Anak Bill Gates Terancam Penjara 20 Tahun, Colong Jatah Afiliator
Jakarta, CNBC Indonesia - Phoebe Gates, anak bungsu pendiri Microsoft Bill Gates, terancam hukuman penjara hingga 20 tahun. Startup yang dirintisnya diduga melakukan penipuan komisi pemasaran daring yang sangat serius.
Dikutip dari laporan Bloomberg dan Futurism, Kamis (13/8/2026), Phoebe ternyata sudah tahu soal penipuan yang dilakukan oleh perusahaan berbulan-bulan.
Phoebe adalah pendiri perusahaan ecommerce bernama Phia, penyedia layanan asisten belanja daring. Phia seharusnya hanya mendapat komisi hanya jika pengguna mengeklik tautan rekomendasi Phia lalu membeli barang. Namun, baru-baru ini perusahaan tersebut terungkap menggunakan teknik cookie stuffing untuk mencatatkan transaksi yang tidak berasal dari link rekomendasi mereka.
Awalnya, perwakilan Phia membela diri dengan menyebut masalah itu sekadar "masalah teknis" dan segera diperbaiki dalam waktu 24 jam.
Namun, pesan internal yang bocor justru menunjukkan Phoebe Gates dan rekan pendirinya, Sophia Kianni, sudah mengetahui praktik tersebut sejak Desember tahun lalu, atau tujuh bulan sebelum terbongkar. Dalam pesan tertanggal 18 Desember, Phoebe bahkan meminta tim teknis memastikan fitur tersebut berjalan di semua situs belanja agar bisa mendapat komisi dari seluruh nilai transaksi.
Rekannya pun membalas agar fitur itu terus dijalankan meski diperingatkan berpotensi melanggar aturan.
Setelah fitur tersebut dinonaktifkan, pendapatan harian Phia anjlok tajam dari US$ 80.000 per hari menjadi hanya US$ 10.000-US$ 28.000 per hari. Artinya, mayoritas pendapatan Phia berasal dari praktik curang tersebut.
Pengacara Ariel Givner menilai praktik tersebut termasuk kejahatan federal yang dapat dihukum maksimal 20 tahun penjara, denda, serta pengembalian seluruh uang yang diperoleh secara tidak sah.
Kasus ini juga menyimpan ironi karena salah satu investor Phia adalah eBay, perusahaan yang sama yang pernah menggugat pelaku penipuan serupa sehingga divonis 5 bulan penjara dan mengganti kerugian sebesar US$ 28 juta pada 2014.
Hingga saat ini Phia menyatakan telah memperbaiki sistem dan meninjau kembali seluruh transaksi yang terdampak, tetapi belum ada pernyataan resmi terkait kemungkinan penyidikan hukum terhadap pendirinya.
Apa itu teknik curang Cookie Stuffing?
Teknik cookie stuffing dibuat untuk mencurangi sistem pencatatan transaksi untuk para afiliator di ecommerce. Berikut adalah perbedaan proses afiliator dan rekomendasi yang sah dan proses yang direkayasa menggunakan cookie stuffing:
- Cara kerja yang sah adalah pembeli mengeklik tautan rekomendasi dari suatu website lalu membeli barang. Website itu mendapat komisi karena telah mengarahkan pembeli ke sana. Komisi hanya sah jika pembeli sendiri yang mengeklik tautannya.
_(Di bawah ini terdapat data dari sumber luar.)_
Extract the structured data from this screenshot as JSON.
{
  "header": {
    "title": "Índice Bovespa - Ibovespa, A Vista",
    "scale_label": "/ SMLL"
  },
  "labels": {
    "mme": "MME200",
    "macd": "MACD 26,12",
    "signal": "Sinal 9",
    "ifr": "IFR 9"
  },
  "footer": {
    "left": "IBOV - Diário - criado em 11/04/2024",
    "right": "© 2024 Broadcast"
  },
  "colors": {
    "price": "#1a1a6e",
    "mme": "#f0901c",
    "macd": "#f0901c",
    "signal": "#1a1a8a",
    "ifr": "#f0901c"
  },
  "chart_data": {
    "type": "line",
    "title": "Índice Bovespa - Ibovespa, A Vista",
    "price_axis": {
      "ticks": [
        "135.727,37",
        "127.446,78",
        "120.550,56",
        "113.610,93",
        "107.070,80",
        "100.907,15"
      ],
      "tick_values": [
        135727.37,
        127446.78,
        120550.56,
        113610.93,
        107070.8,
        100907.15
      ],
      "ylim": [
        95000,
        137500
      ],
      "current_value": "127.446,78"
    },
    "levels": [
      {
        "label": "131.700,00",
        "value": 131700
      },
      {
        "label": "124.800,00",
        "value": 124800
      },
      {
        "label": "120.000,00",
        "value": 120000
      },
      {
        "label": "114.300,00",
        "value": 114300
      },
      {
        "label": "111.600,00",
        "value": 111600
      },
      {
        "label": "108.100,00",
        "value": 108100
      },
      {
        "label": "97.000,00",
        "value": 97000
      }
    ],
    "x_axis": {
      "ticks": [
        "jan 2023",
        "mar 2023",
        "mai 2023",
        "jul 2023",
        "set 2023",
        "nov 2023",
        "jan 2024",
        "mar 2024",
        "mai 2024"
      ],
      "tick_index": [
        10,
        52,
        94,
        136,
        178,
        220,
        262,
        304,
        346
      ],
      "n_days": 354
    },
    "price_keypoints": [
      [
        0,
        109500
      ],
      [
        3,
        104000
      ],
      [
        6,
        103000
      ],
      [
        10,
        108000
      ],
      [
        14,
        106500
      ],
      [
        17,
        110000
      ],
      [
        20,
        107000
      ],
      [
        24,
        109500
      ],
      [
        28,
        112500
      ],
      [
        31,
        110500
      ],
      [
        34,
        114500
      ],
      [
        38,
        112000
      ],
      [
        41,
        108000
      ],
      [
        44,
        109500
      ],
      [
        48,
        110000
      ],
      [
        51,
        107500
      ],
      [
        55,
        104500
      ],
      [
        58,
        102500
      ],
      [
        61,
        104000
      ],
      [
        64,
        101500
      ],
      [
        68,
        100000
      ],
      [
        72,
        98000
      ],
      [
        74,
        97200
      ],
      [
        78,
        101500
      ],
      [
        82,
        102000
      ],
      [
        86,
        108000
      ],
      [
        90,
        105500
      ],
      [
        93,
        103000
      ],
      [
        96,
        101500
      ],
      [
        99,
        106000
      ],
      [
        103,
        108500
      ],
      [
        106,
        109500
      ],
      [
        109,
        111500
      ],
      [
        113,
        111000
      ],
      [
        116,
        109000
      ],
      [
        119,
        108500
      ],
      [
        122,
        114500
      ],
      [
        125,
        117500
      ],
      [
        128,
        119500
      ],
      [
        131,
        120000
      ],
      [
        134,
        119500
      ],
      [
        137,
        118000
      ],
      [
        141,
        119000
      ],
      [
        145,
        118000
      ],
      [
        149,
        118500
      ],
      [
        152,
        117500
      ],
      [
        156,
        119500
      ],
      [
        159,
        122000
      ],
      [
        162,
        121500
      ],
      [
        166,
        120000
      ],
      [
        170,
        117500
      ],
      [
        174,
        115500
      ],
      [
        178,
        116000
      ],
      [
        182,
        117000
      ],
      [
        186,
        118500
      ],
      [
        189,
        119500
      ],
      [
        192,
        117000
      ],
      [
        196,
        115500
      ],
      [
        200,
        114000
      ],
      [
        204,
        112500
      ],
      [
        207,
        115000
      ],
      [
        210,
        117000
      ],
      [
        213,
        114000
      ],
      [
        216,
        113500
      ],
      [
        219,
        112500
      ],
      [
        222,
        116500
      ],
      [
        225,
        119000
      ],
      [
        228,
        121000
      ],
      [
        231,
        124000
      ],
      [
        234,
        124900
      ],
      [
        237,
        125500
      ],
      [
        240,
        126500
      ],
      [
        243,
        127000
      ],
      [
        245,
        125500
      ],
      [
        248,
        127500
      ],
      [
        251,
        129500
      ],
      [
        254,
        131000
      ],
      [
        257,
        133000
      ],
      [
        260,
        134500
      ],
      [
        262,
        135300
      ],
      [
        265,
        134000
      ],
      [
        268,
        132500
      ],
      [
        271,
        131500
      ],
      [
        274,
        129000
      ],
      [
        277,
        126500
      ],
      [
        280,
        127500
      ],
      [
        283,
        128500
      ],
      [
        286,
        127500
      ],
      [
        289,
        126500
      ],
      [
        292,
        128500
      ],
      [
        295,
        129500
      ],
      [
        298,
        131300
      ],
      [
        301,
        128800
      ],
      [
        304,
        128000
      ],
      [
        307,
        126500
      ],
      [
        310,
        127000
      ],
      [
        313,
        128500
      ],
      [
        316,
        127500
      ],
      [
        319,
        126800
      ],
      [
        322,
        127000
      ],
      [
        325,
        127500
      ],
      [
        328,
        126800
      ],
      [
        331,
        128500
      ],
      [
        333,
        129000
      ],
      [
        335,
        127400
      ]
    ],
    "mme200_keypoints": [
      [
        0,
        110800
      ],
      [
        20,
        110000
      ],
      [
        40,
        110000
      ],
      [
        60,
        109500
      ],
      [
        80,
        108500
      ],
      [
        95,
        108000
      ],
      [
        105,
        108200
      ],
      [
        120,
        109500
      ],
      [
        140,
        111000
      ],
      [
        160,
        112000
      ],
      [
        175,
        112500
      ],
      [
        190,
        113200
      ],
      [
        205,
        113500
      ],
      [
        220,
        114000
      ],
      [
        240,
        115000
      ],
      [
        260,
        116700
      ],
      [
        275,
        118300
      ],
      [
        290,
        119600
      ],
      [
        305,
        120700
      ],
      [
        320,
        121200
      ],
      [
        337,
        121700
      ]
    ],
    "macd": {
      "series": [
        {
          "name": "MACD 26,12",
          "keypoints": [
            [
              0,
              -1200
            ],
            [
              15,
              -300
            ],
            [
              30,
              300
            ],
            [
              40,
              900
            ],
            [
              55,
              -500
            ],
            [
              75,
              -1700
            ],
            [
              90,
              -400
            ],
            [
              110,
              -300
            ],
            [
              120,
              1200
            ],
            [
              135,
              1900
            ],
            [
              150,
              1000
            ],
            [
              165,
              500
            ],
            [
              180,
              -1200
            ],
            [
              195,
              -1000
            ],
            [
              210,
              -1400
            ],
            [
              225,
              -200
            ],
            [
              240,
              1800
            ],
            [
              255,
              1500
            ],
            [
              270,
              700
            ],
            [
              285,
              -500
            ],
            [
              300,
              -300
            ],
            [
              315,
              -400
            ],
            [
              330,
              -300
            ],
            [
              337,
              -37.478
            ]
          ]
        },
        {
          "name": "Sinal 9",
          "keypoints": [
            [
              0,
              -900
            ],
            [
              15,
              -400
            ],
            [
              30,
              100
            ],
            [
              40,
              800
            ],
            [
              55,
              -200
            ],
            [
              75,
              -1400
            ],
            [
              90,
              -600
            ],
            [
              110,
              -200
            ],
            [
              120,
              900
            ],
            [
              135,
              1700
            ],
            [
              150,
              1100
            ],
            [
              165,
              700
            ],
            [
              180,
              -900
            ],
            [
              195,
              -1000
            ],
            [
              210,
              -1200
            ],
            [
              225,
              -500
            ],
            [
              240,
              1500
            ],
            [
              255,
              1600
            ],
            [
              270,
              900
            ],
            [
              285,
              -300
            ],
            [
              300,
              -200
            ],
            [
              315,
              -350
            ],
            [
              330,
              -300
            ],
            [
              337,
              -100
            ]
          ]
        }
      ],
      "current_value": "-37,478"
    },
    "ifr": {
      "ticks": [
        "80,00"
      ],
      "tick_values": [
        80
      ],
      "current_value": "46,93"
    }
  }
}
- Apa yang dilakukan Phia curang karena pembeli tidak pernah mengklik link dari perusahaan tersebut. Pembeli berbelanja langsung website pilihannya. Namun secara diam-diam, sistem Phia menjejali cookie pelacak miliknya ke perangkat milik pembeli saat berbelanja. Akibatnya, sistem toko mengira pembeli datang dari Phia, sehingga Phia mengambil komisi atas pembelian yang sama sekali tidak dirujuknya.
Komisi seharusnya hanya dibayarkan jika ada jasa pengalihan pembeli yang nyata. Phia mengambil uang tanpa melakukan apa pun karena pembeli datang sendiri ke website toko online, lalu Phia mengambil sebagian dari keuntungan toko secara curang. Praktik ini diakui pengadilan Amerika Serikat sebagai penipuan transaksi keuangan, karena memanfaatkan sistem online untuk mencuri uang milik pihak lain.